Article

Market worries overdone

Is the market right to worry over a US recession and a reviving yen?

| 8 min read

It’s been a volatile couple of weeks. That is the polite way of saying people have lost money in equities as we have seen market tumbles in Japan and in some US technology shares, leading to a general decline in markets. In recent days there has been a bit of a rally on reconsideration of the bad news.

The mini crash was started by a poor US manufacturing report and rising US unemployment figures, leading some to argue the US will go into recession.
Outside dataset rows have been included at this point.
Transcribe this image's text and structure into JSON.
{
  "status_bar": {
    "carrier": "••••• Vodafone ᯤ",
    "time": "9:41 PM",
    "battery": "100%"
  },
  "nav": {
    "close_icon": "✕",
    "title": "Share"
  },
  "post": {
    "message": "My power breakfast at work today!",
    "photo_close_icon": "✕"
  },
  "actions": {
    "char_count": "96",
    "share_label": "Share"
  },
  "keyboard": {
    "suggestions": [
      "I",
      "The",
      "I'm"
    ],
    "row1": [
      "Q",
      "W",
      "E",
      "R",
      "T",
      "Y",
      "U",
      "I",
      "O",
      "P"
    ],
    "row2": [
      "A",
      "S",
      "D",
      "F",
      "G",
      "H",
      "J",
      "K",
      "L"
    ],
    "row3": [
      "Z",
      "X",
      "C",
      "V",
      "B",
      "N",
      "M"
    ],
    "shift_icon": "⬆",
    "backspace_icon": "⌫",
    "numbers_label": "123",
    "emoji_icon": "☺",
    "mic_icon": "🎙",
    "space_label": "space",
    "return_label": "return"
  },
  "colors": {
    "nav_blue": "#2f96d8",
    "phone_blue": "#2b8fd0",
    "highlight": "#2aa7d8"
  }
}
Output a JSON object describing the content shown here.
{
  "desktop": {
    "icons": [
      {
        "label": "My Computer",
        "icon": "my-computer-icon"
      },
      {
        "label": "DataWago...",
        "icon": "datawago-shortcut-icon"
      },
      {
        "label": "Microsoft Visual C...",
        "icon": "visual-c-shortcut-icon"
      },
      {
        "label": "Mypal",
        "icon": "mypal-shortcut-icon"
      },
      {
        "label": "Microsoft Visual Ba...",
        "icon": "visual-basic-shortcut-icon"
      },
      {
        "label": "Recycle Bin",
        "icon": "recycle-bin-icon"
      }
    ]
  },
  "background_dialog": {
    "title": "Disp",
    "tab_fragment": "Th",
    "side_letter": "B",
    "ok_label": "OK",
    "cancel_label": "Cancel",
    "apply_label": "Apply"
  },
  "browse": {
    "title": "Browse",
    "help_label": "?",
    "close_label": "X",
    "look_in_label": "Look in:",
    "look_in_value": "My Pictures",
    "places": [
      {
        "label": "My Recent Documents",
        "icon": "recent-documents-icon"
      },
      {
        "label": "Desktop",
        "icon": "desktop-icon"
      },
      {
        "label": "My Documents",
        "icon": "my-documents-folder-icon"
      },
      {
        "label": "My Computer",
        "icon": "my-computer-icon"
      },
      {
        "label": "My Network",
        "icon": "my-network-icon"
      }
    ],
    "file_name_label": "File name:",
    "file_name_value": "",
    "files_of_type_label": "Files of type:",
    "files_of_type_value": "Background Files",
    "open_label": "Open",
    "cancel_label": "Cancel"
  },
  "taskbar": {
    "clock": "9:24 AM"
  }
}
At the same time the rising yen on the back of the gradual shift of Japan away from zero interest rates led to a plunge in Japanese shares as some investors reappraised the implications of tighter money in Tokyo.

Intel reporting a small revenue fall and a move into loss helped upset the technology sector and led to fears other sector giants might struggle to maintain their recent stellar growth.

The US labour market

In April 2023, US unemployment was at a low of 3.4%. The economy was doing well generating plenty of jobs as the monies of the Biden Counter Inflation Act offset some of the impact of the Federal Reserve’s (Fed’s) higher interest rates. The unemployment rate drifted up to 4.1% by June this year. When July came in at 4.3%, with additional new jobs only at 114,000, for the month some in markets took fright. They thought this meant the Fed had run its high rates and tight money for too long and saw the weak employment numbers as a harbinger of recession.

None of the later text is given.